When forming a perception, we determine the significance of a risk with previous experience, personal needs and a variety of cues. For the same reason a parent might venture through a severe thunderstorm warning to get the kids from school, a golfer may move on to the next hole—because nothing bad happened last time. People have to perceive danger in order to change their situation. Various social cues and pre-existing factors will put some at an increased risk to particular hazards. A case and point would be South Louisiana, where lightning can be an everyday occurrence during the summer. In the “Sportsman’s Paradise,” outdoor livelihood carries on as thunder rumbles. Despite living in a geographic region that predisposes one to being a victim, very few even know somebody who has been struck by lightning. It is a low probability hazard. Lightning also doesn’t have much of a dread factor—which is not a made up term. Scholars attach a dread factor to hazards that appear catastrophic, are long in duration, threatening specifically to individuals and cannot be avoided via personal diligence. Hurricanes and tornadoes bring widespread and well publicized destruction. Damages from lightning are highly isolated and seldom seen.

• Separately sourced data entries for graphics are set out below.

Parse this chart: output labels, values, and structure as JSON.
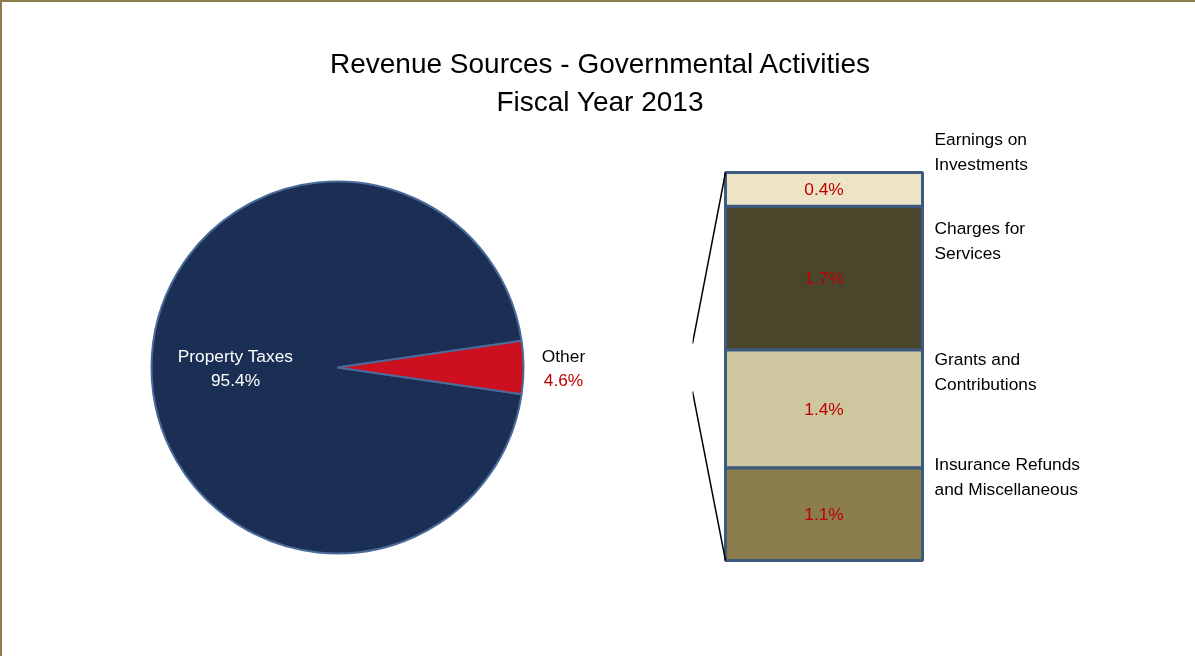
{
  "chart_data": [
    {
      "type": "pie",
      "title": "Revenue Sources - Governmental Activities",
      "subtitle": "Fiscal Year 2013",
      "categories": [
        "Property Taxes",
        "Other"
      ],
      "values": [
        95.4,
        4.6
      ],
      "colors": [
        "#1b2f55",
        "#cc1020"
      ],
      "value_labels": [
        "95.4%",
        "4.6%"
      ]
    },
    {
      "type": "bar",
      "stacked": true,
      "categories": [
        null
      ],
      "series": [
        {
          "name": "Insurance Refunds and Miscellaneous",
          "color": "#8b7d4c",
          "values": [
            1.1
          ],
          "value_labels": [
            "1.1%"
          ]
        },
        {
          "name": "Grants and Contributions",
          "color": "#cdc69e",
          "values": [
            1.4
          ],
          "value_labels": [
            "1.4%"
          ]
        },
        {
          "name": "Charges for Services",
          "color": "#4a462c",
          "values": [
            1.7
          ],
          "value_labels": [
            "1.7%"
          ]
        },
        {
          "name": "Earnings on Investments",
          "color": "#ece4c4",
          "values": [
            0.4
          ],
          "value_labels": [
            "0.4%"
          ]
        }
      ]
    }
  ]
}
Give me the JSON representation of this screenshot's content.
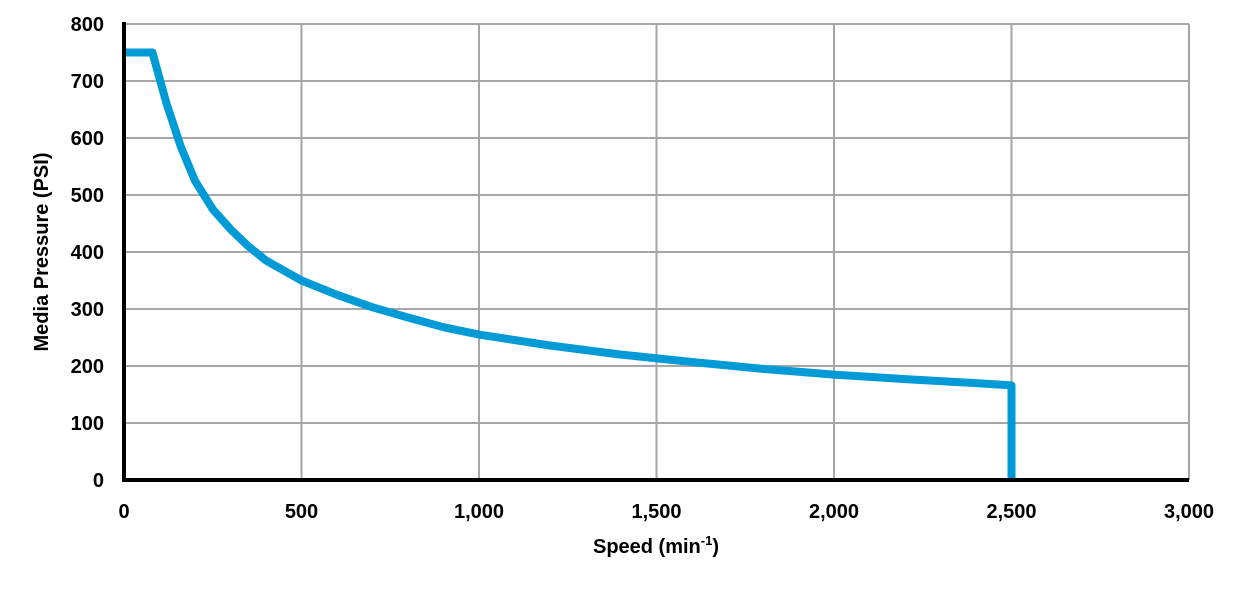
{
  "chart_data": {
    "type": "line",
    "title": "",
    "xlabel": "Speed (min",
    "xlabel_sup": "-1",
    "xlabel_end": ")",
    "ylabel": "Media Pressure (PSI)",
    "xlim": [
      0,
      3000
    ],
    "ylim": [
      0,
      800
    ],
    "grid": true,
    "x_ticks": [
      0,
      500,
      1000,
      1500,
      2000,
      2500,
      3000
    ],
    "x_tick_labels": [
      "0",
      "500",
      "1,000",
      "1,500",
      "2,000",
      "2,500",
      "3,000"
    ],
    "y_ticks": [
      0,
      100,
      200,
      300,
      400,
      500,
      600,
      700,
      800
    ],
    "y_tick_labels": [
      "0",
      "100",
      "200",
      "300",
      "400",
      "500",
      "600",
      "700",
      "800"
    ],
    "series": [
      {
        "color": "#009ad6",
        "x": [
          0,
          80,
          120,
          160,
          200,
          250,
          300,
          350,
          400,
          500,
          600,
          700,
          800,
          900,
          1000,
          1200,
          1400,
          1600,
          1800,
          2000,
          2200,
          2400,
          2500,
          2500
        ],
        "y": [
          750,
          750,
          660,
          585,
          525,
          475,
          440,
          410,
          385,
          350,
          325,
          303,
          285,
          268,
          255,
          236,
          220,
          207,
          195,
          185,
          177,
          170,
          166,
          0
        ]
      }
    ]
  }
}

“When we’re doing spotter training I tell people because that’s your most common threat, that is your biggest threat. I think it is seriously underrated. The chance of anyone knowing anyone personally having bad experiences with lightning is pretty low,” said Smith.
Smith’s message at spotter training is a slight tweak from the normal approach. What is the common National Weather Service mantra? Repeat after me class, ‘when thunder roars, go indoors.’ Repetitive messages in low probability hazards may be creating too much of a ‘crying wolf’ syndrome. As a result, risk perception people associated with lightning may continue to dull.

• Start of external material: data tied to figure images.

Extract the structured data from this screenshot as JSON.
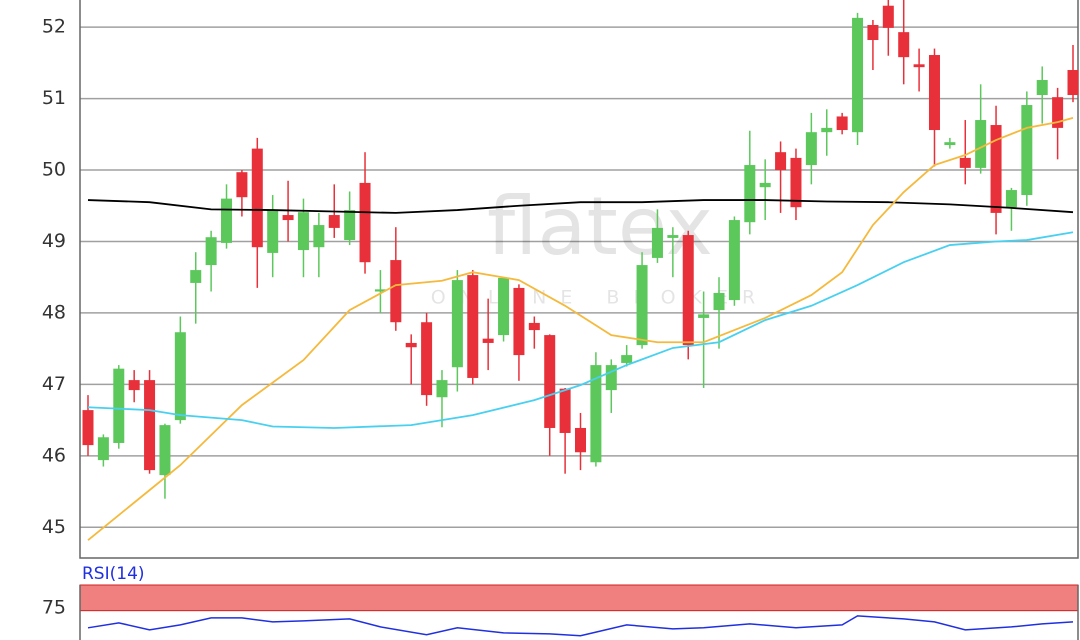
{
  "chart_data": {
    "type": "candlestick",
    "open": [
      46.64,
      45.94,
      46.18,
      47.06,
      47.06,
      45.73,
      46.5,
      48.42,
      48.67,
      48.98,
      49.97,
      50.3,
      48.84,
      49.37,
      48.88,
      48.92,
      49.37,
      49.02,
      49.82,
      48.3,
      48.74,
      47.58,
      47.87,
      46.82,
      47.24,
      48.53,
      47.64,
      47.69,
      48.35,
      47.86,
      47.69,
      46.94,
      46.39,
      45.91,
      46.92,
      47.3,
      47.55,
      48.77,
      49.05,
      49.09,
      47.93,
      48.04,
      48.18,
      49.27,
      49.76,
      50.25,
      50.17,
      50.07,
      50.53,
      50.75,
      50.53,
      52.03,
      52.3,
      51.93,
      51.48,
      51.61,
      50.35,
      50.17,
      50.03,
      50.63,
      49.48,
      49.65,
      51.05,
      51.02,
      51.4
    ],
    "high": [
      46.85,
      46.3,
      47.27,
      47.2,
      47.2,
      46.45,
      47.95,
      48.85,
      49.15,
      49.8,
      50.0,
      50.45,
      49.65,
      49.85,
      49.6,
      49.4,
      49.8,
      49.7,
      50.25,
      48.6,
      49.2,
      47.7,
      48.0,
      47.2,
      48.6,
      48.6,
      48.2,
      48.5,
      48.4,
      47.95,
      47.7,
      46.95,
      46.6,
      47.45,
      47.35,
      47.55,
      48.85,
      49.45,
      49.2,
      49.15,
      48.3,
      48.5,
      49.35,
      50.55,
      50.15,
      50.4,
      50.3,
      50.8,
      50.85,
      50.8,
      52.2,
      52.1,
      52.38,
      52.38,
      51.7,
      51.7,
      50.45,
      50.7,
      51.2,
      50.9,
      49.75,
      51.1,
      51.45,
      51.15,
      51.75
    ],
    "low": [
      46.0,
      45.85,
      46.1,
      46.75,
      45.75,
      45.4,
      46.45,
      47.85,
      48.3,
      48.9,
      49.35,
      48.35,
      48.5,
      49.0,
      48.5,
      48.5,
      49.05,
      48.95,
      48.55,
      48.0,
      47.75,
      47.0,
      46.7,
      46.4,
      46.9,
      47.0,
      47.2,
      47.6,
      47.05,
      47.5,
      46.0,
      45.75,
      45.8,
      45.85,
      46.6,
      47.25,
      47.5,
      48.7,
      48.5,
      47.35,
      46.95,
      47.5,
      48.1,
      49.1,
      49.3,
      49.4,
      49.3,
      49.8,
      50.2,
      50.5,
      50.35,
      51.4,
      51.6,
      51.2,
      51.1,
      50.05,
      50.3,
      49.8,
      49.95,
      49.1,
      49.15,
      49.5,
      50.65,
      50.15,
      50.95
    ],
    "close": [
      46.15,
      46.26,
      47.22,
      46.92,
      45.8,
      46.43,
      47.73,
      48.6,
      49.06,
      49.6,
      49.62,
      48.92,
      49.44,
      49.3,
      49.41,
      49.23,
      49.19,
      49.44,
      48.71,
      48.33,
      47.87,
      47.52,
      46.85,
      47.06,
      48.46,
      47.09,
      47.58,
      48.49,
      47.41,
      47.76,
      46.39,
      46.32,
      46.05,
      47.27,
      47.27,
      47.41,
      48.67,
      49.19,
      49.09,
      47.55,
      47.98,
      48.28,
      49.3,
      50.07,
      49.82,
      50.0,
      49.48,
      50.53,
      50.59,
      50.56,
      52.13,
      51.82,
      51.99,
      51.58,
      51.44,
      50.56,
      50.39,
      50.03,
      50.7,
      49.4,
      49.72,
      50.91,
      51.26,
      50.59,
      51.05
    ],
    "up_color": "#5cc85c",
    "down_color": "#e8303a",
    "ylim": [
      44.57,
      52.38
    ],
    "yticks": [
      45,
      46,
      47,
      48,
      49,
      50,
      51,
      52
    ],
    "grid": true,
    "lines": [
      {
        "color": "#000000",
        "x": [
          0,
          4,
          8,
          12,
          16,
          20,
          24,
          28,
          32,
          36,
          40,
          44,
          48,
          52,
          56,
          60,
          64
        ],
        "values": [
          49.58,
          49.55,
          49.45,
          49.44,
          49.42,
          49.4,
          49.44,
          49.5,
          49.55,
          49.55,
          49.58,
          49.58,
          49.56,
          49.55,
          49.52,
          49.47,
          49.41
        ]
      },
      {
        "color": "#f5b93c",
        "x": [
          0,
          4,
          6,
          10,
          14,
          17,
          20,
          23,
          25,
          28,
          31,
          34,
          37,
          40,
          42,
          44,
          47,
          49,
          51,
          53,
          55,
          57,
          59,
          61,
          63,
          64
        ],
        "values": [
          44.82,
          45.52,
          45.87,
          46.71,
          47.34,
          48.04,
          48.39,
          48.45,
          48.57,
          48.46,
          48.1,
          47.69,
          47.59,
          47.59,
          47.76,
          47.93,
          48.25,
          48.57,
          49.23,
          49.69,
          50.07,
          50.21,
          50.42,
          50.59,
          50.67,
          50.73
        ]
      },
      {
        "color": "#48d0f0",
        "x": [
          0,
          4,
          6,
          10,
          12,
          16,
          21,
          25,
          29,
          32,
          35,
          38,
          41,
          44,
          47,
          50,
          53,
          56,
          59,
          61,
          64
        ],
        "values": [
          46.68,
          46.64,
          46.57,
          46.5,
          46.41,
          46.39,
          46.43,
          46.57,
          46.78,
          46.99,
          47.27,
          47.51,
          47.59,
          47.9,
          48.1,
          48.39,
          48.71,
          48.95,
          49.0,
          49.02,
          49.13
        ]
      }
    ],
    "watermark": {
      "title": "flatex",
      "subtitle": "ONLINE BROKER"
    },
    "indicator": {
      "label": "RSI(14)",
      "color": "#2030e0",
      "band": [
        72,
        100
      ],
      "band_color": "#f08080",
      "ylim": [
        40,
        100
      ],
      "yticks": [
        75
      ],
      "x": [
        0,
        2,
        4,
        6,
        8,
        10,
        12,
        14,
        17,
        19,
        22,
        24,
        27,
        30,
        32,
        35,
        38,
        40,
        43,
        46,
        49,
        50,
        53,
        55,
        57,
        60,
        62,
        64
      ],
      "values": [
        53.3,
        58.7,
        51.1,
        56.5,
        64.1,
        64.1,
        59.8,
        60.9,
        63.0,
        54.3,
        45.7,
        53.3,
        47.8,
        46.7,
        44.6,
        56.5,
        52.2,
        53.3,
        57.6,
        53.3,
        56.5,
        66.3,
        63.0,
        59.8,
        51.1,
        54.3,
        57.6,
        59.8
      ]
    }
  }
}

“If we just keep saying it over and over there is a segment of the population that is going to tune it out. I don’t know if it is effective. Having a unified message is important but I think having different ways to convey those messages are important,” said Smith.

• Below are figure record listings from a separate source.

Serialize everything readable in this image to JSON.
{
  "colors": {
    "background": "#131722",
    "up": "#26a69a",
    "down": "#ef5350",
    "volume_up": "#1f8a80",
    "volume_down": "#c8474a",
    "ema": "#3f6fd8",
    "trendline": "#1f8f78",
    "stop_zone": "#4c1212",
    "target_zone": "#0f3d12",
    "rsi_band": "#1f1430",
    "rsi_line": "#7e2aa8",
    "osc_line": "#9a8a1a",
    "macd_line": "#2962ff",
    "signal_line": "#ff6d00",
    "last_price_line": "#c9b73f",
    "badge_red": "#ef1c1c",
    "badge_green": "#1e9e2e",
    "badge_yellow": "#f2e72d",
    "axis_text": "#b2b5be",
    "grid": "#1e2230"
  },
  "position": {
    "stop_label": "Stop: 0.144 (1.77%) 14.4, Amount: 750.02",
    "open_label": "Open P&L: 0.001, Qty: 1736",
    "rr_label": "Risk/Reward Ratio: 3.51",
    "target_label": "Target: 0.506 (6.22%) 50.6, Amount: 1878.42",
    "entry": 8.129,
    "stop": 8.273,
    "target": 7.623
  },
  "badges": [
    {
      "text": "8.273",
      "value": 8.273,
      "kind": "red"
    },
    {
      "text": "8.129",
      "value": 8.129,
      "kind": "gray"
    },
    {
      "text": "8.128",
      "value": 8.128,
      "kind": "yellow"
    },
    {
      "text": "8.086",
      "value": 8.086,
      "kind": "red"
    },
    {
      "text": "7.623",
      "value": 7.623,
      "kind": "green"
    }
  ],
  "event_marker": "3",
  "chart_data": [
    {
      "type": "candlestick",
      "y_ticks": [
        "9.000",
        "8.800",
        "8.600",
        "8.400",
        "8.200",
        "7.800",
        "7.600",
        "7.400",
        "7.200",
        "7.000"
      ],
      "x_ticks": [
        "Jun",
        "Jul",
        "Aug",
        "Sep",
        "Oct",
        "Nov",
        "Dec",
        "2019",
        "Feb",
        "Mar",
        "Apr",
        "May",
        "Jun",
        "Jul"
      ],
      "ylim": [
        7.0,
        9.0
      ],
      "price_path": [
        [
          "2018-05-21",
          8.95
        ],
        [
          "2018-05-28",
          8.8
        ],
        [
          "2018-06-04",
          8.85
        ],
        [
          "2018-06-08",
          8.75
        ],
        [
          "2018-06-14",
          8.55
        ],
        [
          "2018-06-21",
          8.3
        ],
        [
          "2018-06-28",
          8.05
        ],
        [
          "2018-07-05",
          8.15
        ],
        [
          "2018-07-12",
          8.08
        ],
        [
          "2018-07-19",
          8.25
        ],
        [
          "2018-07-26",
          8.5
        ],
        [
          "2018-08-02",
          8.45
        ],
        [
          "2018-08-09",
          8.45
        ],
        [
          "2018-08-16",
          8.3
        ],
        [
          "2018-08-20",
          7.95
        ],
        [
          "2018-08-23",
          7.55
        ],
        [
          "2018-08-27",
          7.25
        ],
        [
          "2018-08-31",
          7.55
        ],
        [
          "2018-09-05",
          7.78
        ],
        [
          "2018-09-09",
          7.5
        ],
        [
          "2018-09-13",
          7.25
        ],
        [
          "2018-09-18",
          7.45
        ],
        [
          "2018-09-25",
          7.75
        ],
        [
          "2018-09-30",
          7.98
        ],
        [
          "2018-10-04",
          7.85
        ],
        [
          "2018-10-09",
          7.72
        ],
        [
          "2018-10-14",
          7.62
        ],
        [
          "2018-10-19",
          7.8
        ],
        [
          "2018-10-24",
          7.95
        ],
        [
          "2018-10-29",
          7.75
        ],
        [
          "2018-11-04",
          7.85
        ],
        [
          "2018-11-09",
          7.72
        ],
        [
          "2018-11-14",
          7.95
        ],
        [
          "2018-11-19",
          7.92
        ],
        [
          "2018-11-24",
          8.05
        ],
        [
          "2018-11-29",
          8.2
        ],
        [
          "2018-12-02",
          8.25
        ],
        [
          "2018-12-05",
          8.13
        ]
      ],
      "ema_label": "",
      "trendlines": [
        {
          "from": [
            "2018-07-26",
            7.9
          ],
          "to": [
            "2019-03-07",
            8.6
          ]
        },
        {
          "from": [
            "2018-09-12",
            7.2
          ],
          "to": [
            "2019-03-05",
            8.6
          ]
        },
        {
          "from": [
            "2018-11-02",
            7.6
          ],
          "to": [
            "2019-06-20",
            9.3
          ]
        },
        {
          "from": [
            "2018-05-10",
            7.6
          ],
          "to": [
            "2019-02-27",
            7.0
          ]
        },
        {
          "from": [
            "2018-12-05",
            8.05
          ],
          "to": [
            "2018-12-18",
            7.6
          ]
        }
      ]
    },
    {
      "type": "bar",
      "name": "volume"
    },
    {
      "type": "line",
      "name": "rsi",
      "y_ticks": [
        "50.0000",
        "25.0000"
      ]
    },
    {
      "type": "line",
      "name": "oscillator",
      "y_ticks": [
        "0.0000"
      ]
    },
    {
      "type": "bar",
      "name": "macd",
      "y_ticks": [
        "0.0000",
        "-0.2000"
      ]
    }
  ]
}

Many weather folks can have their heads stuck in the clouds, pun intended, when it comes to these issues. There is not a textbook way to do everything. There is not a single most effective way to communicate risk. However, there is a common thread to successful messages—efficacy. From the medical field to meteorology, research has shown we react best when (we feel) a situation is under control. Can you turn a negative into a positive?
“The more it feels like you are talking to that person versus talking at them will improve the chances of a message being acted on,” said Smith.
Instead of, “when thunder roars, go indoors” how about, “hey, if a storm pops up near your pool party, take it inside for a few minutes just to be safe. Have a snack and a beer, catch up on the game and head back outside when you don’t hear thunder anymore.” But that doesn’t rhyme and is way too long to hashtag! Just an example—weather messages should be delivered just like you are talking to a family member or friend. I’ve never called a college buddy and robotically proclaimed “when thunder roars, go indoors” and neither have you. So why minimize our weather messages with such restrictive wording?
As Dr. Susan Jasko points out, the game has changed. Weather isn’t just science anymore. This is about understanding risk perception, effective communication and treating people like, well, people. But… we’re meteorologists!
 Joslyn, S., & Savelli, S. (2010). Communicating forecast uncertainty: Public perception of weather forecast uncertainty. Meteorological Applications, 17(2), 180–195.